Cloud, SDN, and NFV are coalescing into a set of technical paradigms looking to alter the foundations of the existing telecommunications networks. There are a multitude of Forums and Standards bodies attempting to bring directional guidance and clarification to the varying technical approaches. To help Service Providers make the relevant technical choices as they embark on this network transformation journey.The industry also needs to analyze and address the following:
• What is considered “value” in this new environment?
• How is it created and delivered?
• How is it captured?
What is considered “value” in this new environment?
Let’s look at continuum of responses we have heard from Service Providers. Some believe that “value” in this environment is the ability to provide services to end users at “internet-time.” This desire is underpinned by two fundamental questions. First, can Service Provider innovate as “well and quickly” as, say, over the top web-scale players? Arguably, the answer is a resounding yes. Second, can Service Providers rollout innovative services at the same speed of over the top players? The answer is a resounding no. The actualization of this desired “value” points to a set of functions, procedures, and processes that facilitate (near) real-time, policy-driven, and cost-effective service introduction.
Others believe that “value” in this environment is mainly driven in reducing CAPEX and, more specifically, the initial start-up cost for new services. Currently new service introduction is most often achieved through the “overlay networks.” That is, chances are you need to acquire additional vendor/application specific hardware, may have to arrange for an overlay transport, and augment the existing back-office functions to support the new service. The realization of this wanted “value” is predicated on the availability of common non-vendor/application specific hardware as well as catalogue and policy-driven transport and back-office domains.

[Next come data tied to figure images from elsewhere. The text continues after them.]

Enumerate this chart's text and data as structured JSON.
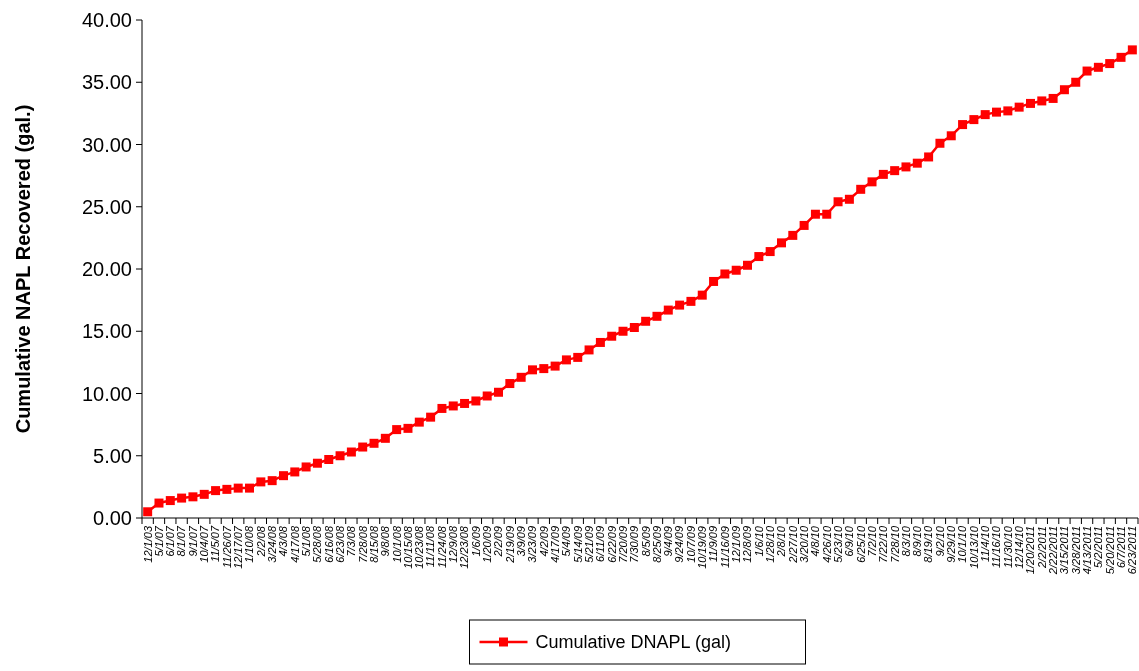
{
  "chart_data": {
    "type": "line",
    "ylabel": "Cumulative NAPL  Recovered (gal.)",
    "categories": [
      "12/1/03",
      "5/1/07",
      "6/1/07",
      "8/1/07",
      "9/1/07",
      "10/4/07",
      "11/5/07",
      "11/26/07",
      "12/17/07",
      "1/10/08",
      "2/2/08",
      "3/24/08",
      "4/3/08",
      "4/17/08",
      "5/1/08",
      "5/28/08",
      "6/16/08",
      "6/23/08",
      "7/3/08",
      "7/28/08",
      "8/15/08",
      "9/8/08",
      "10/1/08",
      "10/15/08",
      "10/23/08",
      "11/11/08",
      "11/24/08",
      "12/9/08",
      "12/23/08",
      "1/6/09",
      "1/20/09",
      "2/2/09",
      "2/19/09",
      "3/9/09",
      "3/23/09",
      "4/2/09",
      "4/17/09",
      "5/4/09",
      "5/14/09",
      "5/21/09",
      "6/11/09",
      "6/22/09",
      "7/20/09",
      "7/30/09",
      "8/5/09",
      "8/25/09",
      "9/4/09",
      "9/24/09",
      "10/7/09",
      "10/19/09",
      "11/9/09",
      "11/16/09",
      "12/1/09",
      "12/8/09",
      "1/6/10",
      "1/28/10",
      "2/8/10",
      "2/27/10",
      "3/20/10",
      "4/8/10",
      "4/26/10",
      "5/23/10",
      "6/9/10",
      "6/25/10",
      "7/2/10",
      "7/22/10",
      "7/28/10",
      "8/3/10",
      "8/9/10",
      "8/19/10",
      "9/2/10",
      "9/29/10",
      "10/1/10",
      "10/13/10",
      "11/4/10",
      "11/16/10",
      "11/30/10",
      "12/14/10",
      "1/20/2011",
      "2/2/2011",
      "2/22/2011",
      "3/15/2011",
      "3/28/2011",
      "4/13/2011",
      "5/2/2011",
      "5/20/2011",
      "6/7/2011",
      "6/23/2011"
    ],
    "series": [
      {
        "name": "Cumulative DNAPL (gal)",
        "color": "#ff0000",
        "values": [
          0.5,
          1.2,
          1.4,
          1.6,
          1.7,
          1.9,
          2.2,
          2.3,
          2.4,
          2.4,
          2.9,
          3.0,
          3.4,
          3.7,
          4.1,
          4.4,
          4.7,
          5.0,
          5.3,
          5.7,
          6.0,
          6.4,
          7.1,
          7.2,
          7.7,
          8.1,
          8.8,
          9.0,
          9.2,
          9.4,
          9.8,
          10.1,
          10.8,
          11.3,
          11.9,
          12.0,
          12.2,
          12.7,
          12.9,
          13.5,
          14.1,
          14.6,
          15.0,
          15.3,
          15.8,
          16.2,
          16.7,
          17.1,
          17.4,
          17.9,
          19.0,
          19.6,
          19.9,
          20.3,
          21.0,
          21.4,
          22.1,
          22.7,
          23.5,
          24.4,
          24.4,
          25.4,
          25.6,
          26.4,
          27.0,
          27.6,
          27.9,
          28.2,
          28.5,
          29.0,
          30.1,
          30.7,
          31.6,
          32.0,
          32.4,
          32.6,
          32.7,
          33.0,
          33.3,
          33.5,
          33.7,
          34.4,
          35.0,
          35.9,
          36.2,
          36.5,
          37.0,
          37.6
        ]
      }
    ],
    "ylim": [
      0,
      40
    ],
    "yticks": [
      {
        "value": 0,
        "label": "0.00"
      },
      {
        "value": 5,
        "label": "5.00"
      },
      {
        "value": 10,
        "label": "10.00"
      },
      {
        "value": 15,
        "label": "15.00"
      },
      {
        "value": 20,
        "label": "20.00"
      },
      {
        "value": 25,
        "label": "25.00"
      },
      {
        "value": 30,
        "label": "30.00"
      },
      {
        "value": 35,
        "label": "35.00"
      },
      {
        "value": 40,
        "label": "40.00"
      }
    ],
    "marker": "square",
    "line_style": "solid",
    "legend": "bottom",
    "grid": false
  }
}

Yet others believe that the fundamental “valve” that would transform their networks is contingent on reducing the current OPEX. They maintain steadfastly that OPEX is the highest component of their network expenditure cost structure and without the ability to measurably create a dent in OPEX; the transformative “value” would continue to be elusive. To address this wanted “value”, Service Providers networks, on the one hand; need to accommodate automated orchestration of network resources and services. And on the other hand, support “central” identification, manipulation, and stitching of various flows within the network.

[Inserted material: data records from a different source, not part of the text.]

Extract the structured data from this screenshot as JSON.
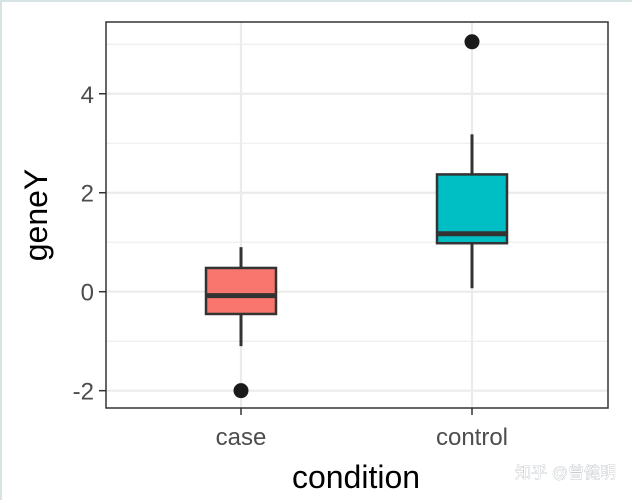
{
  "chart_data": {
    "type": "boxplot",
    "title": "",
    "xlabel": "condition",
    "ylabel": "geneY",
    "categories": [
      "case",
      "control"
    ],
    "ylim": [
      -2.35,
      5.45
    ],
    "yticks": [
      -2,
      0,
      2,
      4
    ],
    "ytick_labels": [
      "-2",
      "0",
      "2",
      "4"
    ],
    "grid": true,
    "boxes": [
      {
        "category": "case",
        "color": "#F8766D",
        "whisker_low": -1.1,
        "q1": -0.45,
        "median": -0.08,
        "q3": 0.48,
        "whisker_high": 0.9,
        "outliers": [
          -2.0
        ]
      },
      {
        "category": "control",
        "color": "#00BFC4",
        "whisker_low": 0.07,
        "q1": 0.98,
        "median": 1.17,
        "q3": 2.37,
        "whisker_high": 3.18,
        "outliers": [
          5.05
        ]
      }
    ]
  },
  "watermark": "知乎 @曾健明",
  "colors": {
    "panel_border": "#333333",
    "grid": "#ebebeb",
    "box_line": "#333333",
    "point": "#1a1a1a"
  }
}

The starting point for each Service Provider’s transformation will probably be different and a function of its history, network, and business imperatives. Nevertheless, the end point of this transformation has a measurably large “common denominator” across all Service Providers. The “value” for vendor community is to identify, build, and deliver this common denominator capability set or in short “Platform”. Platforms were the impetus behind the transformative nature of Smartphones. Offering the appropriate “platform” to Service Providers will be the impetus behind operators network transformation needed to achieve their desired “values.” Ericsson is delivering this Service Provider platform.